In Early Bronze Age, the Argar culture developed, in southeast Iberia, a complex social organization, with intensive agricultural and livestock economy.
The cist of Herrerías (Cuevas del Almanzora, Almería), is a burial typical of the metal-working groups who inhabited southeast Iberian at Early Bronze. Inside this cist or box formed by 6 stone slabs, the pioneering archaeologist Luis Siret found a skeleton whose arms and legs had been folded against the left side, perhaps to make it easier to bind the corpse. The dead man's grave goods consisted of his weapons, as befitted men of certain social status, and pottery vessels which his relatives had filled with food offerings to ensure his survival.

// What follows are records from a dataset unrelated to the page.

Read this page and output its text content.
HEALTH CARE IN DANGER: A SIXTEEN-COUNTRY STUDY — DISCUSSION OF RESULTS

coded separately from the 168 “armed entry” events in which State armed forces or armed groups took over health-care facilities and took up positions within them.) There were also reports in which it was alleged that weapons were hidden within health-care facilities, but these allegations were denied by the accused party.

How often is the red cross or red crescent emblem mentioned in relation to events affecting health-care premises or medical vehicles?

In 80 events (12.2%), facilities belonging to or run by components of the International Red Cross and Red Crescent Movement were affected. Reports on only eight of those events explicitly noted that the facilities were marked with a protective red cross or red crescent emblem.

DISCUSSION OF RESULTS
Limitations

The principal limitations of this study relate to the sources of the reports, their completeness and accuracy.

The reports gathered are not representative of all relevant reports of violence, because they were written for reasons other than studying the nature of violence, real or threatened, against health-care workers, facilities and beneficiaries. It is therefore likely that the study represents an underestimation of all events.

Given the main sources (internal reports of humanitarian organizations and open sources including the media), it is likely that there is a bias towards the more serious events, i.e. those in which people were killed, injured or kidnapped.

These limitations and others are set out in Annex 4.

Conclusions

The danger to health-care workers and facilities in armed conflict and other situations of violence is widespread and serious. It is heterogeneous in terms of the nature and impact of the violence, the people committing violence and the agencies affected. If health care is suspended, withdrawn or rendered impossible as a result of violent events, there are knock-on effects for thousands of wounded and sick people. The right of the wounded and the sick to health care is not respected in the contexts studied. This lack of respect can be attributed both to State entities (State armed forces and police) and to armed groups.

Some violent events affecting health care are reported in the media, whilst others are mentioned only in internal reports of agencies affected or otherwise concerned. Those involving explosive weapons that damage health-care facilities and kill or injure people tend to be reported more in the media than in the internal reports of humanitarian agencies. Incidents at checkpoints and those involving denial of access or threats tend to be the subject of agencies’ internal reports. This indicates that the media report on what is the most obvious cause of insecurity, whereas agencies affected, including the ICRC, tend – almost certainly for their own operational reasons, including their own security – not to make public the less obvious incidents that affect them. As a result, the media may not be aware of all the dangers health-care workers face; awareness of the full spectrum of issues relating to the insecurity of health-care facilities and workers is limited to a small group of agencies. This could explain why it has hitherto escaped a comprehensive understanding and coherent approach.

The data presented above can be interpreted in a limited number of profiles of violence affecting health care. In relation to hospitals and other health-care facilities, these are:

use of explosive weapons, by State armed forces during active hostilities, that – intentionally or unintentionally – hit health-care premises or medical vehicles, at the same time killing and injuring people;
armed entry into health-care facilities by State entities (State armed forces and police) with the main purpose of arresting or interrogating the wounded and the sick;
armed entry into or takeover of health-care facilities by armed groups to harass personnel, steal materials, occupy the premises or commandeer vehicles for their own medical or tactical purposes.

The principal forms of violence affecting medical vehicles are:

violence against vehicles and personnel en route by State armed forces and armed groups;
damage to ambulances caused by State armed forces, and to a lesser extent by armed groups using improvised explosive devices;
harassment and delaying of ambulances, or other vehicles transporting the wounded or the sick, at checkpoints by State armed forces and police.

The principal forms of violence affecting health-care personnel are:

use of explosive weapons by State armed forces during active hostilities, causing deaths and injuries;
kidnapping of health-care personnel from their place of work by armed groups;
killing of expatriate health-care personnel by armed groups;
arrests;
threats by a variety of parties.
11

The most striking thing about this burial is that it was built, like all tombs in Argaric settlements, beneath the floor of a house. This was done to keep the dead ancestor close to the community of the living. However, not everyone was entitled to a burial, and those who were did not all have the same kind of grave goods or tomb. A comparative study of the tombs at Argaric settlements reveals significant differences. On one hand gender differences such as demonstrates the discovery of golden diadems, such as that of Caravaca de la Cruz, in the tombs of important women who used them as a symbol of ostentation of their power and social prestige. On the other hand, increasingly obvious signs of social inequality as positions of power became hereditary, a fact proved by the discovery of several children's tombs containing grave goods.